How you get scammed on insurance
3.06.12 It is a brilliant (not-so-little) earner and one that – astonishingly – isn’t illegal.
Buy up residential freeholds, charge enormous commissions for arranging the insurance and pass the bill on to leaseholders, who – and this is the really brilliant bit – have no legal right whatsoever to find out what the commissions are.
The Sunday Times earlier this week recommended that the wealthy buy up freeholds for the ground rents, adding: “Additional income comes from commissions for arranging building insurance …”
In fact, loading the insurance is the best gig in town.
Sometimes a Leasehold Valuation Tribunal will reduce the commission – as happened at Charter Quay, Kingston, last November when the LVT ruled that the 23.5 per cent commission on an £84,000 insurance contract be reduced to 10 per cent.
Sometimes, the Office of Fair Trading wonders whether it should do something, but it never does.
The root of the problem is that insurance premiums must only be disclosed to the client – the freeholder – who issues the instruction, and not to the leaseholders, who ultimately pay it through their service charges.
As a result, there is no way of knowing what the insurance commissions are.
A leaked document from Estates and Management casts some light, however.
It shows that in 2007, underlying commissions at numerous properties around the country – including Charter Quay, Royal Charter, both in Kingston, and Putney Wharf, in London, were 42.5 per cent.
Such a figure, if known, would undoubtedly upset the residents and it does not have to be disclosed.
Charges by the landlord for their work in arranging the insurance can sometimes include a number of opaque payments to ensure that placing the insurance pays an even more handsome dividend.
There are contingent commissions paid to the client at the end of the premium period when certain agreed criteria have been met – such as claim levels falling below a certain level.
These payments would not be linked to individual policies, but based on the overall portfolio.
As a result, leaseholders would never know when a contingent payment has been made or not.
And, of course, as leaseholders have not placed the insurance, although they have paid for it, they don’t benefit at all.
Here are three examples of the practice:
1/ A landlord arranges to over insure a site(s) knowing this would give a lower claim level relative to the premium, and therefore the insurance company/broker would be willing to agree a bigger contingent commission.
2/ Insurance claims are suppressed by getting the managing agent to place costs through the service charge. How would you know if a problem on the site is charged to service charge, rather than made as an insurance claim until years after the event? Just because a staff member says an insurance claim is being made does that mean that’s what happens.

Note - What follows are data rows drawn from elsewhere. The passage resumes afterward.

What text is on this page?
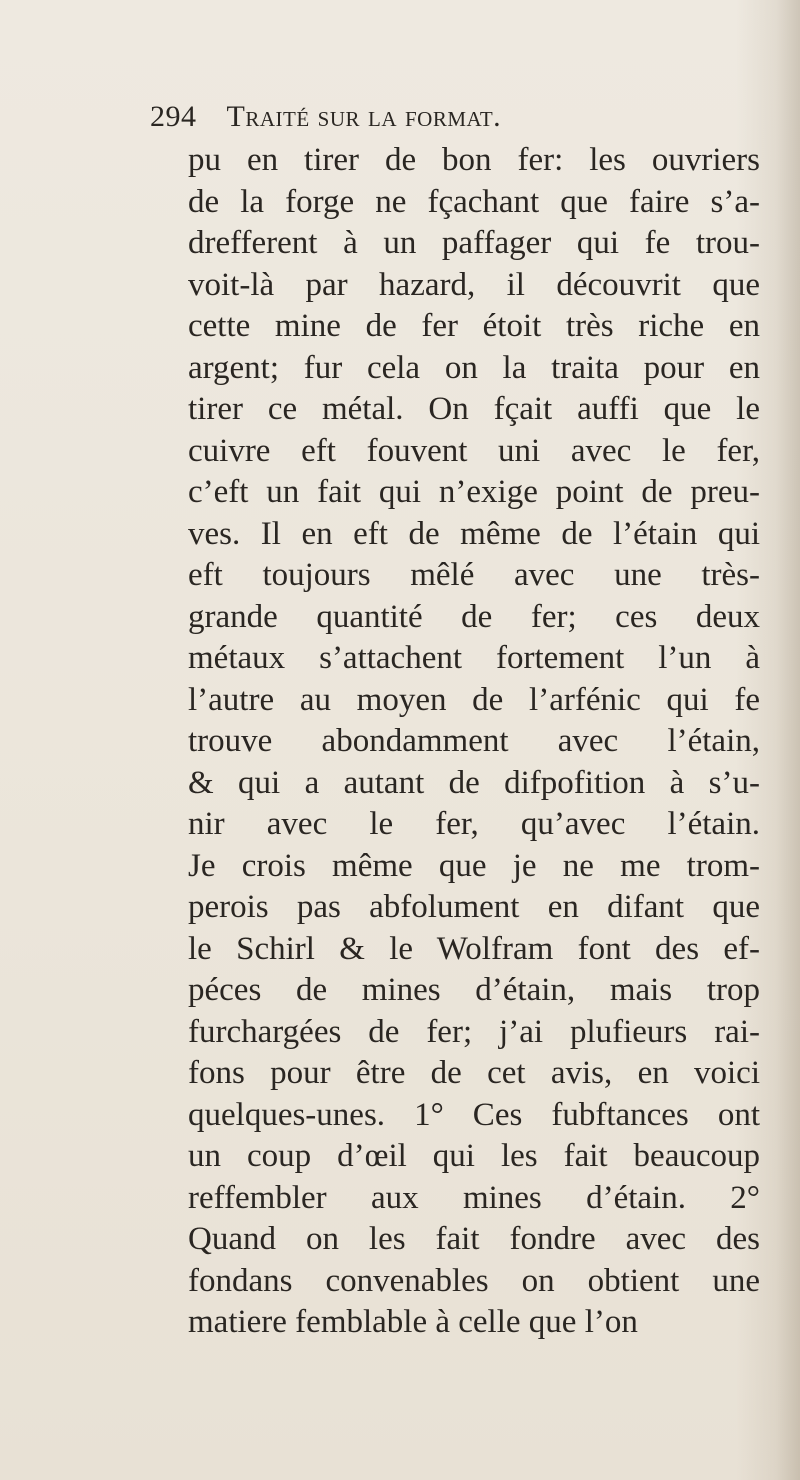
294 Traité sur la format.
pu en tirer de bon fer: les ouvriers
de la forge ne fçachant que faire s’a-
drefferent à un paffager qui fe trou-
voit-là par hazard, il découvrit que
cette mine de fer étoit très riche en
argent; fur cela on la traita pour en
tirer ce métal. On fçait auffi que le
cuivre eft fouvent uni avec le fer,
c’eft un fait qui n’exige point de preu-
ves. Il en eft de même de l’étain qui
eft toujours mêlé avec une très-
grande quantité de fer; ces deux
métaux s’attachent fortement l’un à
l’autre au moyen de l’arfénic qui fe
trouve abondamment avec l’étain,
& qui a autant de difpofition à s’u-
nir avec le fer, qu’avec l’étain.
Je crois même que je ne me trom-
perois pas abfolument en difant que
le Schirl & le Wolfram font des ef-
péces de mines d’étain, mais trop
furchargées de fer; j’ai plufieurs rai-
fons pour être de cet avis, en voici
quelques-unes. 1° Ces fubftances ont
un coup d’œil qui les fait beaucoup
reffembler aux mines d’étain. 2°
Quand on les fait fondre avec des
fondans convenables on obtient une
matiere femblable à celle que l’on
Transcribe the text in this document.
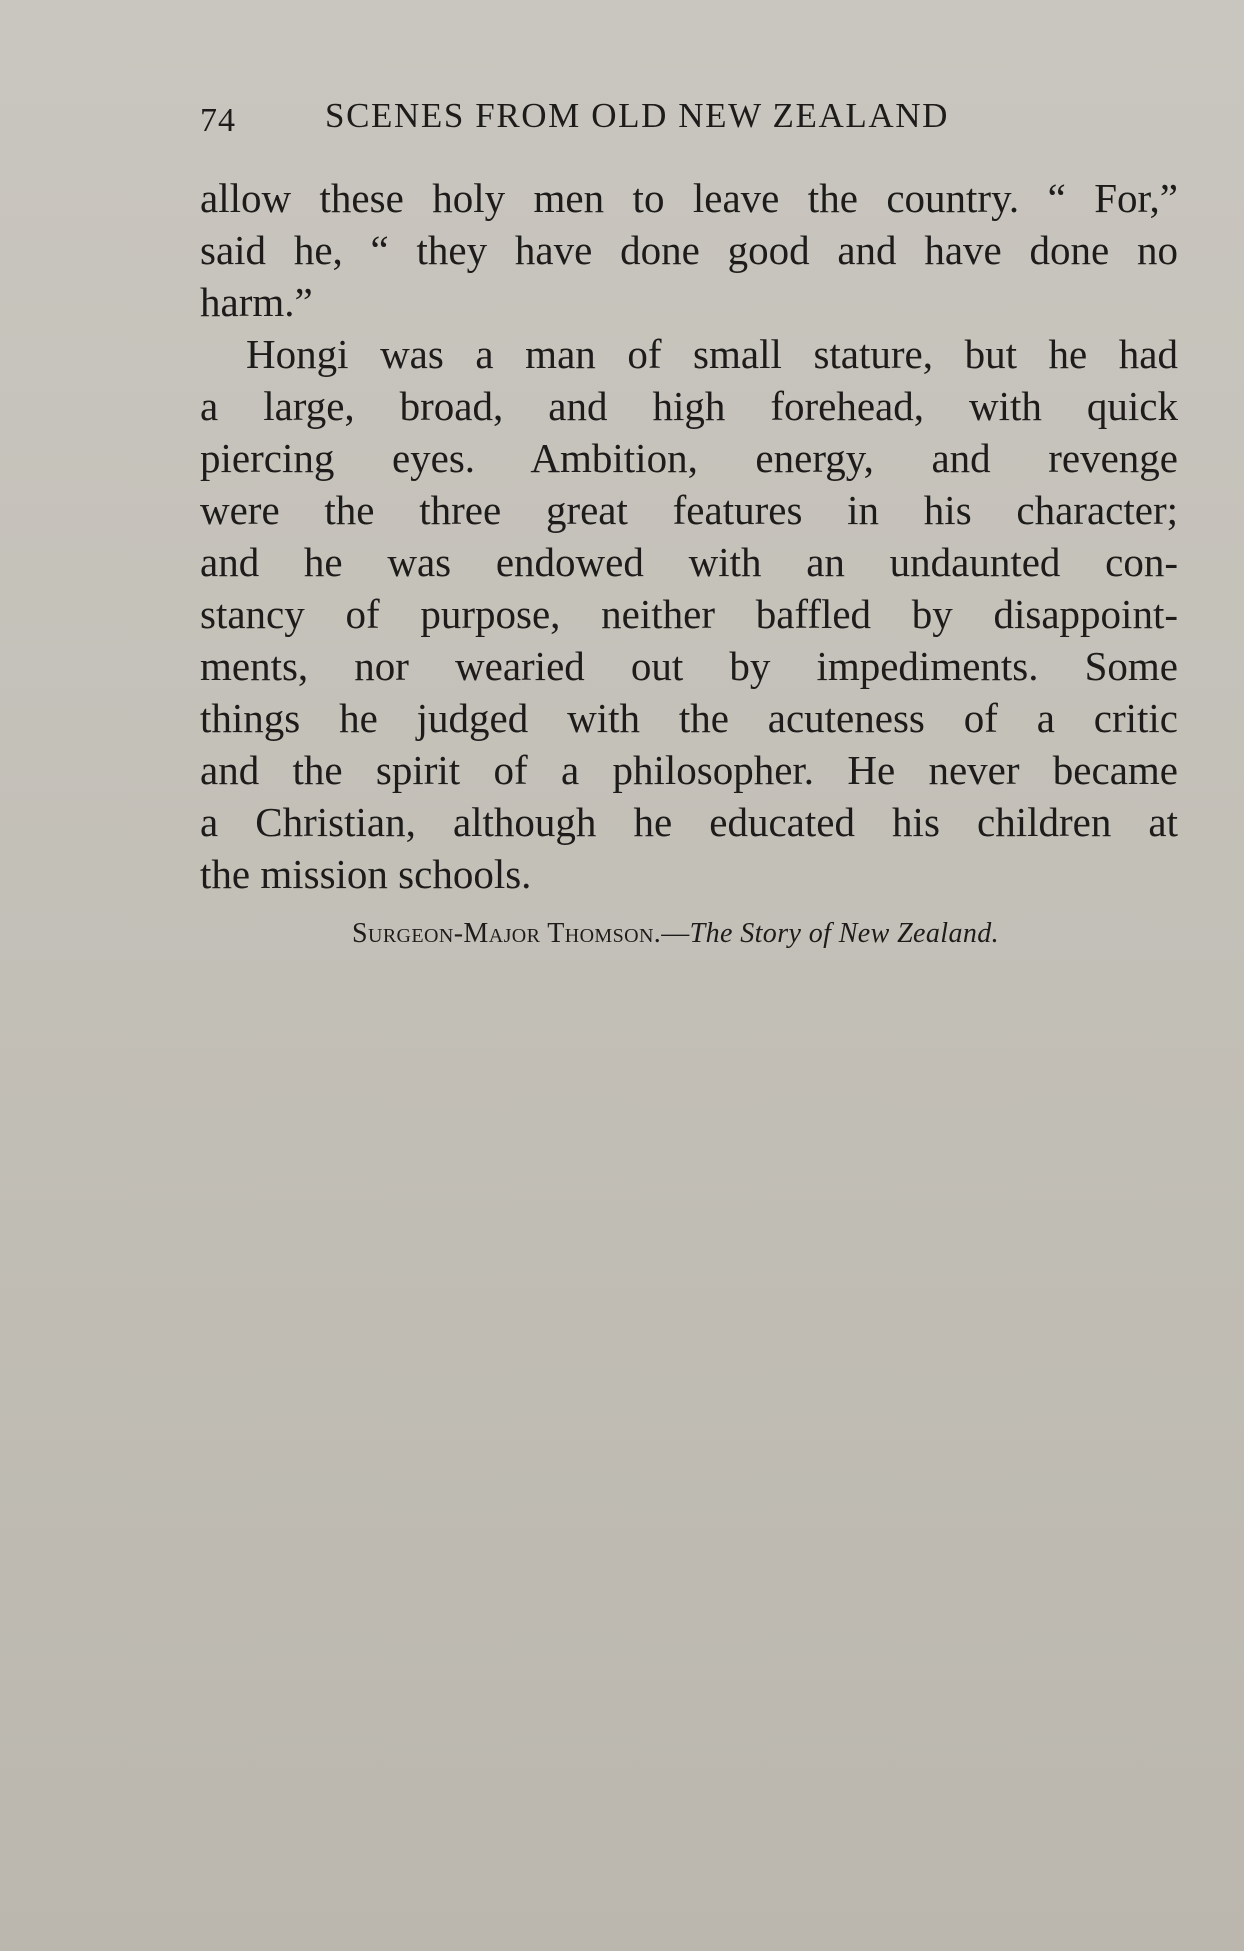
74	SCENES FROM OLD NEW ZEALAND
allow these holy men to leave the country. “ For,”
said he, “ they have done good and have done no
harm.”
Hongi was a man of small stature, but he had
a large, broad, and high forehead, with quick
piercing eyes. Ambition, energy, and revenge
were the three great features in his character;
and he was endowed with an undaunted con-
stancy of purpose, neither baffled by disappoint-
ments, nor wearied out by impediments. Some
things he judged with the acuteness of a critic
and the spirit of a philosopher. He never became
a Christian, although he educated his children at
the mission schools.
Surgeon-Major Thomson.—The Story of New Zealand.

3/ The company taking out the insurance may choose to omit certain items from the policy so that while the policy looks very comprehensive it actually excludes certain detailed matters on issues where a claim is more likely. Perhaps that why many landlords choose a bespoke policy wording?
Then there are soft commissions, which are when a company taking out insurance gets an indirect benefit.
An example would be, say, when a freeholder insures several sites the insurance of his offices are thrown in at low cost, or for free.
A potential variation on the soft commissions is perhaps hinted at in the 2006 securitisation for the Peverel retirement interests for £352 million.
“The properties are insured on a full reinstatement basis and rental value loss currently for three years (but not loss of transfer fees)”.
Leaseholders pay to insure the buildings, but have no way of knowing if the landlord has thrown in three years’ insurance cover for his “rental value loss”.
The Royal Institution of Chartered Surveyors looked into insurance commissions in February 2010.
It concluded that there was no real issue, but urged “transparency” – now such a galumphing cliché even the Association of Residential Managing Agents trots it out.
RICS even quoted an unnamed LVT panel member making the preposterous assertion that “in many cases allegations of unreasonable fees and commissions were unfounded”.
That total nonsense was exploded at the LEASE annual conference in 2010.
Here leaseholders got rather more transparency than they bargained for when Gary Murphy, the vice chair of the RICS auctioneering group, cheerfully pointed out that landlords could help themselves to up to 50 per cent of the total insurance premiums in commission, and that leaseholders have no legal right to know the level of payments.
And this invitation to clean up was made at a conference organised by LEASE, which is supposed to protect vulnerable leaseholders!
The potential to profit from insurance is enormous.
Of course, disclosure of commissions is required under the RICS “Service Charge and Residential Management Code”.
“Insurance commissions and all other sources of income to the managing agent arising out of the management should be declared to the client and to tenants.”
The only problem is that it isn’t managing agents who receive these commissions, it is the landlord!